An example of methods or systems for screening drugs that are effective for specific patients or specific types of cancers can be found in U.S. Patent Application 20030165954, naming Third Wave Technologies Inc. (Madison, WI) as assignee. The invention as described would permit personalized treatment customized to an individual’s cancer, based on the individual’s genetic profile. The customized treatment may involve delivery of known pharmaceutical ingredients.
A further example of the type of protection being sought for personalized medicine inventions can be found in U.S. Patent Application 20020115073 entitled: “Genome-Based Personalized Medicine.” This patent application describes a method of identifying a personalized medical intervention for an individual predisposed to a genetic disorder associated with a polymorphic marker.
Bioinformatics can also be applied in the medical realm for personalized risk assessment. In terms of intellectual property protection, method patents may be sought. For example, a method for assessing a patient’s risk of having or developing coronary heart disease based on lipoprotein measurements has been patented by LipoScience Inc. (Raleigh, NC) (see U.S. Patent No. 6,653,140, issued Nov. 25, 2003). This method involves input of a patient’s individual biological parameters into a model based on a large sample size. Personalized preventative strategies are then recommended, based on the outcome of the risk assessment.
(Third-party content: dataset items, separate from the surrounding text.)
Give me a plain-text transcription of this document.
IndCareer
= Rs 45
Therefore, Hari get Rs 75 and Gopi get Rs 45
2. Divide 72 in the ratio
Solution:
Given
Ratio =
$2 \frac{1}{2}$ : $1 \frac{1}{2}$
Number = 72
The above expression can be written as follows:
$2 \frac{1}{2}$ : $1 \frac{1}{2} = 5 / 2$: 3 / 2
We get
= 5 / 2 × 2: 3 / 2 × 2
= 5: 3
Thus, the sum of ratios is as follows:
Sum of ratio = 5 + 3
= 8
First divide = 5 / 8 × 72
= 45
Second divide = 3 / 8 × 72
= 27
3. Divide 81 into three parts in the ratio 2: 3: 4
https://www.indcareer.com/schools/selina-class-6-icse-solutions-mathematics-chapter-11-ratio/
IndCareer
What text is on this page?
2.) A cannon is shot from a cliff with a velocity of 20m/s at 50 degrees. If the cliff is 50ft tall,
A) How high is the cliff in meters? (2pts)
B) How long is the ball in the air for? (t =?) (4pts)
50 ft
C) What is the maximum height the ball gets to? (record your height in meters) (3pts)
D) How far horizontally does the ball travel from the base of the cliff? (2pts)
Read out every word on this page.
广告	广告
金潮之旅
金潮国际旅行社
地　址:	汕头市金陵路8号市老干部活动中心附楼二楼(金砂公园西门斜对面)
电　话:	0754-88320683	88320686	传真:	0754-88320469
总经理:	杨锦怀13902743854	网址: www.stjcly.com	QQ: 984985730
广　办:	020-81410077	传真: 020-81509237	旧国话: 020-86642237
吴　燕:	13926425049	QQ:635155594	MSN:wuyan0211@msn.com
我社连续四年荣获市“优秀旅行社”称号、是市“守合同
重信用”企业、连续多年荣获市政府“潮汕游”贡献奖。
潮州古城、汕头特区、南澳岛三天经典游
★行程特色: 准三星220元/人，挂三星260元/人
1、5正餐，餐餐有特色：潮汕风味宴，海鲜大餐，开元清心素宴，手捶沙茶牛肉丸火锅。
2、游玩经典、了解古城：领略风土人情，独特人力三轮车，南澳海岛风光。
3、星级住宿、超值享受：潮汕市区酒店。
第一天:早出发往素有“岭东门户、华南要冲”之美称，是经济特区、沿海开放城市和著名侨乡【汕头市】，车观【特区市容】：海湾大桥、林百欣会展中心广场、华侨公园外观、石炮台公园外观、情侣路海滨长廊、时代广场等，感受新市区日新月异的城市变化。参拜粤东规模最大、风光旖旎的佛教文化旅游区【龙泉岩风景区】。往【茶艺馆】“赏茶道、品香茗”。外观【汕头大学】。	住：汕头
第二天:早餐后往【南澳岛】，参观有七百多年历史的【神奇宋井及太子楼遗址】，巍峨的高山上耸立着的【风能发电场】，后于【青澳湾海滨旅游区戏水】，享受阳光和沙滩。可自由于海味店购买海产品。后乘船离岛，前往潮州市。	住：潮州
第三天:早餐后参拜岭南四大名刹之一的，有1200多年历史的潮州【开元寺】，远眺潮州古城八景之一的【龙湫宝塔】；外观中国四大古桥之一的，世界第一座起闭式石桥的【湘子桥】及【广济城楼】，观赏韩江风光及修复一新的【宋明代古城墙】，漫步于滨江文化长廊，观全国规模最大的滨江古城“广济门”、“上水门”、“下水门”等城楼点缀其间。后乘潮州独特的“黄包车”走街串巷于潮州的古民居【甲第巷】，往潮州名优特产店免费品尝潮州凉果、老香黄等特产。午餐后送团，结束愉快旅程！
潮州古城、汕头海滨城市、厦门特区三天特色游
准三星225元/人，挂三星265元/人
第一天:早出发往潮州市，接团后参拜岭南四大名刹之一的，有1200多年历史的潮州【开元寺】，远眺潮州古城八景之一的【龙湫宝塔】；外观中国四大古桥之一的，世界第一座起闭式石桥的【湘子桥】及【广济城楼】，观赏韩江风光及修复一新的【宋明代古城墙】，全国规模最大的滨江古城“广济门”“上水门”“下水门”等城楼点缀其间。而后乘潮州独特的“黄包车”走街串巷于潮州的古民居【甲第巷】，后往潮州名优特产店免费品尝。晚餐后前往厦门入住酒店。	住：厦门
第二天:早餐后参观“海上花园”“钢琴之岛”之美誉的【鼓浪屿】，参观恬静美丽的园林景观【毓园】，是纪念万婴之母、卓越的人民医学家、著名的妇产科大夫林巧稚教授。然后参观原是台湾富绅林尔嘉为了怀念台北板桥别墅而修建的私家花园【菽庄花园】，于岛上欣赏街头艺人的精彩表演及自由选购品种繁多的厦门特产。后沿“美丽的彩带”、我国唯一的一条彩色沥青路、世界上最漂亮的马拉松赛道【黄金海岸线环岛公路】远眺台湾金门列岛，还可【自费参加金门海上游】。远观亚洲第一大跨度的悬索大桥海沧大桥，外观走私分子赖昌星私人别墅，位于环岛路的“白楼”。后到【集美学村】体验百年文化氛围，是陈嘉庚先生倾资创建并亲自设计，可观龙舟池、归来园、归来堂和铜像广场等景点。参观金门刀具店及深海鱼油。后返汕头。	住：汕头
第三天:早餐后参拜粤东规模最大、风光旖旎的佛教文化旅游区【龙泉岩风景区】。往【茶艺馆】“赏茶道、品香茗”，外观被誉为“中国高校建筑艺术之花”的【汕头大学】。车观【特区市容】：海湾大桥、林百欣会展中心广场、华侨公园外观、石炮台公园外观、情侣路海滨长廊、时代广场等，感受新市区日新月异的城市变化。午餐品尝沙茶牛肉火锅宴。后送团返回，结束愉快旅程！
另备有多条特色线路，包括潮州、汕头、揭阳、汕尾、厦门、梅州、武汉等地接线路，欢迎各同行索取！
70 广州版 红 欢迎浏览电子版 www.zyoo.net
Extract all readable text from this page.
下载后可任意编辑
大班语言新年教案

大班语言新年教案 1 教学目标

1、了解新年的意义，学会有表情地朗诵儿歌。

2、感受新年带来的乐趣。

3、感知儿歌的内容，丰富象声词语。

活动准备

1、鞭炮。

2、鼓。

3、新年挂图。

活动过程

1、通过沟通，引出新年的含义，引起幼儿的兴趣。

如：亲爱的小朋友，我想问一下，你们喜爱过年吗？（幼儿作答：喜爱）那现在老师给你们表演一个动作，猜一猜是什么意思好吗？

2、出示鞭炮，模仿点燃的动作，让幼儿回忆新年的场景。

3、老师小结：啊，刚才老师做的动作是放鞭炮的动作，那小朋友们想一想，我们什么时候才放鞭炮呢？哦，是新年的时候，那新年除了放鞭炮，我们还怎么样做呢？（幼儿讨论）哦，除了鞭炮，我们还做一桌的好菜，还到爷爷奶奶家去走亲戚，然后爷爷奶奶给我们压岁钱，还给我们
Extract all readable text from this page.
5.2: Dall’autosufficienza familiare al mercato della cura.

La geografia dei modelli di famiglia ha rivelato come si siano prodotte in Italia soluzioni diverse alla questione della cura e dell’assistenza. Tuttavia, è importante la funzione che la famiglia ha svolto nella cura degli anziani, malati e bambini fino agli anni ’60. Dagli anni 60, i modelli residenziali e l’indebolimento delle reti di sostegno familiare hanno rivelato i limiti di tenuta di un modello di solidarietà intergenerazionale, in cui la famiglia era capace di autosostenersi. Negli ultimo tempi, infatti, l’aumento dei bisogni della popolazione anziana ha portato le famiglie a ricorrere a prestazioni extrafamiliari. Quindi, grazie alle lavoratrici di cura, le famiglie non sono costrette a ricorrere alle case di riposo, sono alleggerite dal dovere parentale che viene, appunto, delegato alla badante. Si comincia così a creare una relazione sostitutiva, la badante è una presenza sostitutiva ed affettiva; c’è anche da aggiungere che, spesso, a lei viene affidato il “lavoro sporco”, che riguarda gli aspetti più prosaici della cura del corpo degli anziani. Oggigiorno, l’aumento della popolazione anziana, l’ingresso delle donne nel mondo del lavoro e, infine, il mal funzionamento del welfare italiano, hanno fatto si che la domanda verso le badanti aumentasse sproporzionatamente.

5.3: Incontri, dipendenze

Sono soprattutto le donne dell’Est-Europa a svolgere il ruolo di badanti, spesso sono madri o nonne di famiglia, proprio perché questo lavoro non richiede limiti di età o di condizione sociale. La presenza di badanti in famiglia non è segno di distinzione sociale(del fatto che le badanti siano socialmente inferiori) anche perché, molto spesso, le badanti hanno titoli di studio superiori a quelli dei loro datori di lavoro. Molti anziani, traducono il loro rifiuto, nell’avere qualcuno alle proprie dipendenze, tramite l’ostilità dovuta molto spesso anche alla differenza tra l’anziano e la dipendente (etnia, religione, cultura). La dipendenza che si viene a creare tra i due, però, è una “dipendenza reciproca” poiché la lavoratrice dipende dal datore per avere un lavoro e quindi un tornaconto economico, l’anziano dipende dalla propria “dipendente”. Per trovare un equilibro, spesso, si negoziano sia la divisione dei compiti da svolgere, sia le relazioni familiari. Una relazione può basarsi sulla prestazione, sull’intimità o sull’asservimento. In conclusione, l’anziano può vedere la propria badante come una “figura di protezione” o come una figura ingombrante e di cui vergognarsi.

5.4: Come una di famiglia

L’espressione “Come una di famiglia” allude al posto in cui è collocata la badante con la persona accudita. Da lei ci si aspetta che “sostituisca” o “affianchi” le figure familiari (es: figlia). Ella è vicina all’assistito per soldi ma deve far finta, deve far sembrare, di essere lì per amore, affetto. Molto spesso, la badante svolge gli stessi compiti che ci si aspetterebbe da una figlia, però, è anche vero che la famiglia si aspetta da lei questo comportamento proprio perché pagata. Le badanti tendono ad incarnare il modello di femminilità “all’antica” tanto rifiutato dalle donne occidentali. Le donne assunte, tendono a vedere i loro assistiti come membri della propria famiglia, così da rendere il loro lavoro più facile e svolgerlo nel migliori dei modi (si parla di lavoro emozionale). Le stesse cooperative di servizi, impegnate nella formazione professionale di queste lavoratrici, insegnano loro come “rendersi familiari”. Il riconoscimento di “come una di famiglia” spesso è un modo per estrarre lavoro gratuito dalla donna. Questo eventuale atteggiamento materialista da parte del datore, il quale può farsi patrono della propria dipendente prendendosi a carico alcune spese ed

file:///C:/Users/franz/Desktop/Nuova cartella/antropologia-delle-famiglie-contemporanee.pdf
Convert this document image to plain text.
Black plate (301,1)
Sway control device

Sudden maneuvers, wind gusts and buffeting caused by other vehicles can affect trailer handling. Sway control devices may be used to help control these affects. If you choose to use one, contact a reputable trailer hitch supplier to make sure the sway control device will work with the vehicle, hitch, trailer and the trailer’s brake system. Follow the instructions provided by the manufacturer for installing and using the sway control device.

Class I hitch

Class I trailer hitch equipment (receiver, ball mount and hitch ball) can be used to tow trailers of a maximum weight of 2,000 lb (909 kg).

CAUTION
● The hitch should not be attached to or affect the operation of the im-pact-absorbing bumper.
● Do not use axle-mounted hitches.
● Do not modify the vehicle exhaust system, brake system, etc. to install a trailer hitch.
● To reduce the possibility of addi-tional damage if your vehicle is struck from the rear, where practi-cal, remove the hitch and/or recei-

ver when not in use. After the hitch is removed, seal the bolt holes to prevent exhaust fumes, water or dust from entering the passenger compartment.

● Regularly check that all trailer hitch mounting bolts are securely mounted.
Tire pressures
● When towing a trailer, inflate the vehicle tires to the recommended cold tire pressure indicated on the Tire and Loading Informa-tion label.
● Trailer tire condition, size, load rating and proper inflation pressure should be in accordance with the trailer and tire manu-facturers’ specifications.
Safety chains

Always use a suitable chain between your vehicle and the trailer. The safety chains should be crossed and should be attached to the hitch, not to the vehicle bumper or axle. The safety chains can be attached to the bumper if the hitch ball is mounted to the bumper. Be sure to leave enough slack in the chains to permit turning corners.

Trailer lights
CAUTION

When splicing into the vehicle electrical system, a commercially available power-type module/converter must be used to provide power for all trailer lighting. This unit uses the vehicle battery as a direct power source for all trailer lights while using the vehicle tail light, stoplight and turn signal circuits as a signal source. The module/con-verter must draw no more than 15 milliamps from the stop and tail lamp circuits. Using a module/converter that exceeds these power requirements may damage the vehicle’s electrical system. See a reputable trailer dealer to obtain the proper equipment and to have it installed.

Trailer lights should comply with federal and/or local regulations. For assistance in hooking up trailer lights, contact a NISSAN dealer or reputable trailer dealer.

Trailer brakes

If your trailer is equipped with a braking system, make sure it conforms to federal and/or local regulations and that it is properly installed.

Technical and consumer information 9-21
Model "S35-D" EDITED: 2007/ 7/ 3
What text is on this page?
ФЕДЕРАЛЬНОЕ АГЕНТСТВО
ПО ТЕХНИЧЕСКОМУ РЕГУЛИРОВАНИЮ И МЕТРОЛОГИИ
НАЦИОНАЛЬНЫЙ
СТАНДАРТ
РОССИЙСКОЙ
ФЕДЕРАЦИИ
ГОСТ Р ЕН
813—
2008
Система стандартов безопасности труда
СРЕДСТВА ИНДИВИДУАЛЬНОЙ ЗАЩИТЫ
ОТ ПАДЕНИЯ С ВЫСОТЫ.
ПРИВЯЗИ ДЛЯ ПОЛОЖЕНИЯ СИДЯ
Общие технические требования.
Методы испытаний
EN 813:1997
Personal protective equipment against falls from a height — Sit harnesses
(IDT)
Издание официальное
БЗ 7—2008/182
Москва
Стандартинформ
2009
An important advance in personalized medicine is the understanding of biological changes associated with particular disease states. One company having just such a focus is Caprion Pharmaceuticals Inc. (Montreal, QC). Caprion uses proteomics methodology to develop profiles of normal and diseased tissues and plasma in order to identify new therapeutic targets and biomarkers that are particular to a disease state. The use of a large patient sample set exposes the great variation between individuals’ proteomic profiles. Such advances may ultimately allow for individualized therapies.

Kathleen E. Marsman, PhD is a patent agent in the Ottawa, Ont. office of Borden Ladner Gervais LLP. Marsman practises in the area of intellectual property, specializing in the drafting and prosecution of patent applications relating to all areas of biotechnology.